The FT Recycles a 19th Century Stereotyping Image to Convey the Same Stereotype in the 21st
It is very telling that the FT chose an iconic photograph of the Hatfields to illustrate its latest act of cultural condescension. In doing so, it is repeating a stereotyping meme for the exact reason that the meme developed in the late-19th century.
The Hatfield-McCoy feud achieved national prominence, and became the archetypal mountain feud of the 19th century. The story resonates to this day: in 2012 Kevin Costner starred in a History Channel miniseries on the feud, and there are well over 100 books about the feud on Amazon.
Why did this episode in the West Virginia-Kentucky backwoods attract such attention? The intense coverage was largely a product of the growing urbanization of America, and the conscious and unconscious desire to distance a modernizing country from its rugged pioneer past. East Coast newspapers covered the feud for years, and portrayed the protagonists as backwards reprobates. The Hatfields and McCoys were foils for an urbanizing nation: see how different we are from those hillbillies!
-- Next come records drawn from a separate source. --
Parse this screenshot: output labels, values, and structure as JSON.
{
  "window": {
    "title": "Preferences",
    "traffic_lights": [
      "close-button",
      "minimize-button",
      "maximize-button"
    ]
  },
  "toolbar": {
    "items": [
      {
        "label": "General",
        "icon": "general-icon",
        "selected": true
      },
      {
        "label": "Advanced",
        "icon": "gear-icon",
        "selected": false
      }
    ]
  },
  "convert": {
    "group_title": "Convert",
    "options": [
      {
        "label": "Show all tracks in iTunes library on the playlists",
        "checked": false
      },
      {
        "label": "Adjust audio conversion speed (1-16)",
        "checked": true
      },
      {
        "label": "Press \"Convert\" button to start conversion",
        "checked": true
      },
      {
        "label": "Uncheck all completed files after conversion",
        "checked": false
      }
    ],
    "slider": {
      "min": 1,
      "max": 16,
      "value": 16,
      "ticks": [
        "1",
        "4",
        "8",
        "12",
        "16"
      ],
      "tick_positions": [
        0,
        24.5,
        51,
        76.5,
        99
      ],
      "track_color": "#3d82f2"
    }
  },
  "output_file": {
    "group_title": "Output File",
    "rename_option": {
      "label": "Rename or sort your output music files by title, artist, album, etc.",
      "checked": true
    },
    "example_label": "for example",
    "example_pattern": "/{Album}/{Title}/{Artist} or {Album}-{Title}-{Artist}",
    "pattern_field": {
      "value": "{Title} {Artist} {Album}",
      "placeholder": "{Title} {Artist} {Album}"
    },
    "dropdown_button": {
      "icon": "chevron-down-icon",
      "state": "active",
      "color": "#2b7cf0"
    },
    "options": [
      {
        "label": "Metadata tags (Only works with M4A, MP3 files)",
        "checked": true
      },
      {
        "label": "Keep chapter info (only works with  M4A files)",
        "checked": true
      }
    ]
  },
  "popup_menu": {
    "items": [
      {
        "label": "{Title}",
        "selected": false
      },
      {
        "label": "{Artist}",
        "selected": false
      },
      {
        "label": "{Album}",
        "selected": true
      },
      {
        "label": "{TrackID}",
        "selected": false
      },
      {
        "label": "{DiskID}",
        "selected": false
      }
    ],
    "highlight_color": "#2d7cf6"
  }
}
This is why there are so many photographs of the Hatfields in particular, and why they were posed with guns–this is the image that coastal elite wanted to see, and how they wanted to portray the kind of people whom had once been viewed as ideal Americans–think Daniel Boone and Davy Crockett, who were viewed and portrayed as rugged pioneering mountain men blazing new frontiers for freedom. But in the late-19th century press they were transformed into ominous, dangerous throwbacks.
Which is exactly the message conveyed in the FT oped, and which is exactly why that image was chosen. So the FT doesn’t even score points for originality. They are just recycling a century-plus old slur, to serve a similar purpose.
Lost in the lurid coverage was the fact that a driving force behind the conflict–and in particular its persistence–was a battle for control over timber rights in West Virginia. The Hatfields in particular were trying to resist the inroads of large timber and coal companies, and the McCoys were to a large extent their somewhat witting, somewhat unwitting accomplices.
Another meme that resonated around the same time was the battle between moonshiners and “revenuers,” which also received considerable media attention. The message was pretty much the same: backwards backwoodsmen resisting order and progress. Untamed anarchy vs. social control exercised by progressive forces embodied in government. (This was a meme in the Whiskey Rebellion too.) Wild borderers vs. civilization.
Again, there is little new under the sun. Political battles and the tactics employed therein may appear to be different, but they are often merely echoes or mutations of conflicts that have been raging for centuries. The FT’s use of a long-ago image that gained prominence because it conveyed a political and sociological message to frame a story about a modern political controversy intended to convey a very similar political and sociological message demonstrates that perfectly.